1. Time. Can you develop an online course in two months? Sure, but you need people with an education background – not just subject matter experts – to do so. Chunking out material, writing objectives, scripting animated videos, developing quizzes and content or figuring out discussion boards all takes time.
2. Technology. Consider what platform you will use to house your course, including its possibilities and limitations. If you intend to record lectures or workshops, consider how the platform you choose will look. We recommend training one of your team members to do much of the tech content, while still working with your EdTech Department – this will be a gamechanger. And make sure you know what your EdTech Department is willing and able to do for you.
3. Accessibility. This is where we went wrong; some elements of our course were not optimal for students with disabilities. If you are not putting everything you post for learners through an accessibility check, it is time to make a change in your process. Take a course in accessible online learning – you can find them on Coursera or ask your EdTech department for recommendations – and learn to analyze each component before you post it online.
4. Diversity. Your learners come from diverse backgrounds, and you want everyone to relate to your content. Whatever kind of content (original or not) you are using, you need to remember who is visible. We recommend connecting with your equity, diversity and inclusion office before beginning your course development.
5. Length. People get bored quickly. You want to keep their attention? Try “chunking.” Consider chunking your modules and speaker presentations into two-minute sections. You need engaging speakers, a variety of age demographics and a good pace if you expect learners to listen attentively for more than two minutes.
6. Cost. If you want to use original content, you need to spend money. Learners appreciate original content filled with their own alumni, employers or people with whom they identify. However, you will need a great animator or videographer, which costs money. Budgets are tight in academia but choosing to invest in professionals to develop this content goes a long way.
7. Ability. Rick Mercer’s amazing alley rants look easy. But we quickly learned that a rant video requires more than a person walking around campus, talking to a camera – you need countless takes, editing and an actual human running backward in front of them while holding very large cue cards (check out our final product). We recommend thoroughly thinking through any unique ideas, realistically assessing your abilities and resources, and testing how everything will work – before you try to do it.
8. Participation. Unless content is mandatory, learners will not view it; instead they may skip to the required quiz and end up trying it many times before they get it right. We recommend making the content mandatory; do not allow a quiz or requirement to open until all weekly content is at least clicked. This will also help alleviate multitudes of questions with answers that were included in the unwatched content.
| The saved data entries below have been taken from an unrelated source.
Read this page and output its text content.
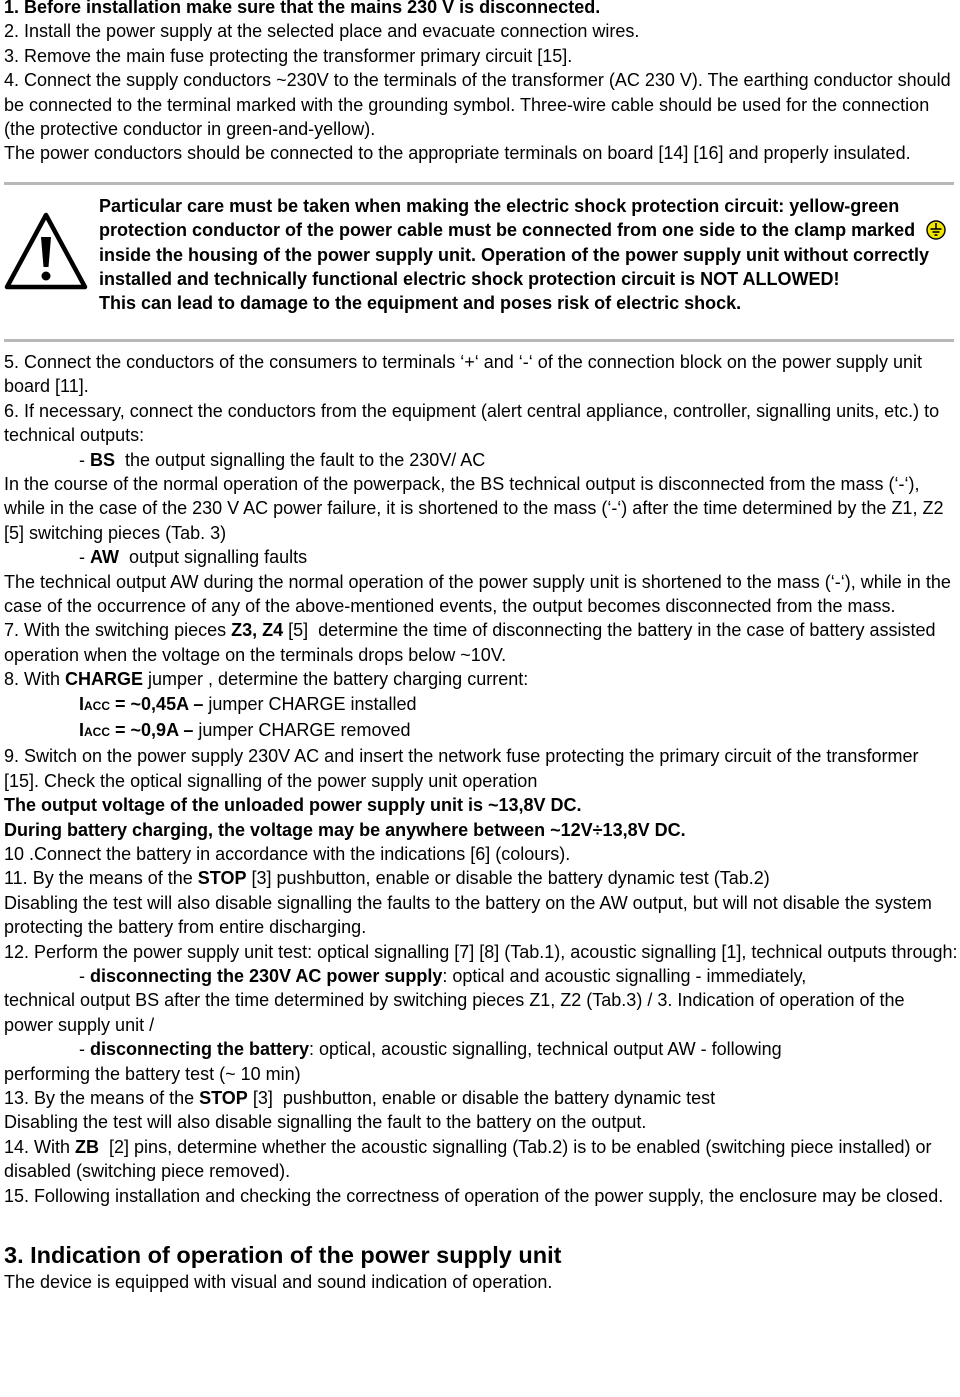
1. Before installation make sure that the mains 230 V is disconnected.

2. Install the power supply at the selected place and evacuate connection wires.

3. Remove the main fuse protecting the transformer primary circuit [15].

4. Connect the supply conductors ~230V to the terminals of the transformer (AC 230 V). The earthing conductor should be connected to the terminal marked with the grounding symbol. Three-wire cable should be used for the connection (the protective conductor in green-and-yellow).

The power conductors should be connected to the appropriate terminals on board [14] [16] and properly insulated.

Particular care must be taken when making the electric shock protection circuit: yellow-green protection conductor of the power cable must be connected from one side to the clamp marked  inside the housing of the power supply unit. Operation of the power supply unit without correctly installed and technically functional electric shock protection circuit is NOT ALLOWED!

This can lead to damage to the equipment and poses risk of electric shock.

5. Connect the conductors of the consumers to terminals ‘+‘ and ‘-‘ of the connection block on the power supply unit board [11].

6. If necessary, connect the conductors from the equipment (alert central appliance, controller, signalling units, etc.) to technical outputs:

- BS  the output signalling the fault to the 230V/ AC

In the course of the normal operation of the powerpack, the BS technical output is disconnected from the mass (‘-‘), while in the case of the 230 V AC power failure, it is shortened to the mass (‘-‘) after the time determined by the Z1, Z2 [5] switching pieces (Tab. 3)

- AW  output signalling faults

The technical output AW during the normal operation of the power supply unit is shortened to the mass (‘-‘), while in the case of the occurrence of any of the above-mentioned events, the output becomes disconnected from the mass.

7. With the switching pieces Z3, Z4 [5]  determine the time of disconnecting the battery in the case of battery assisted operation when the voltage on the terminals drops below ~10V.

8. With CHARGE jumper , determine the battery charging current:

IACC = ~0,45A – jumper CHARGE installed

IACC = ~0,9A – jumper CHARGE removed

9. Switch on the power supply 230V AC and insert the network fuse protecting the primary circuit of the transformer [15]. Check the optical signalling of the power supply unit operation

The output voltage of the unloaded power supply unit is ~13,8V DC.

During battery charging, the voltage may be anywhere between ~12V÷13,8V DC.

10 .Connect the battery in accordance with the indications [6] (colours).

11. By the means of the STOP [3] pushbutton, enable or disable the battery dynamic test (Tab.2)

Disabling the test will also disable signalling the faults to the battery on the AW output, but will not disable the system protecting the battery from entire discharging.

12. Perform the power supply unit test: optical signalling [7] [8] (Tab.1), acoustic signalling [1], technical outputs through:

- disconnecting the 230V AC power supply: optical and acoustic signalling - immediately,

technical output BS after the time determined by switching pieces Z1, Z2 (Tab.3) / 3. Indication of operation of the power supply unit /

- disconnecting the battery: optical, acoustic signalling, technical output AW - following

performing the battery test (~ 10 min)

13. By the means of the STOP [3]  pushbutton, enable or disable the battery dynamic test

Disabling the test will also disable signalling the fault to the battery on the output.

14. With ZB  [2] pins, determine whether the acoustic signalling (Tab.2) is to be enabled (switching piece installed) or disabled (switching piece removed).

15. Following installation and checking the correctness of operation of the power supply, the enclosure may be closed.

3. Indication of operation of the power supply unit

The device is equipped with visual and sound indication of operation.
9. Teaching assistants. If you have the budget, hire senior students as teaching assistants; they are a huge asset as students prefer to learn from their peers. We tried countless models over two years – manned labs, computer labs, drop-ins – and realized the greatest student attendance was at events with peer support from 6-9 p.m. or online virtually. Save your staff some time and hire senior students whom you trust to run these sessions.
10. Pivot. Do not reinvent the wheel, but don’t use content or exercises that have failed – instead, innovate. After every term we analyzed the course. We made small changes during the academic year and used the next summer for big changes.
The future is here. For many, you are hard at work preparing to pivot your career course online. It’s absolutely attainable for fall 2020. A last piece of advice: there is no pressure to make all your content live right at the start. Prepare and post the first few weeks, evaluate and pivot as you go along. This is a learning experience for students, you and your team. Pivot, innovate and be prepared for whatever may happen. If you put learners at the forefront of the learning experience, you will always be a step ahead.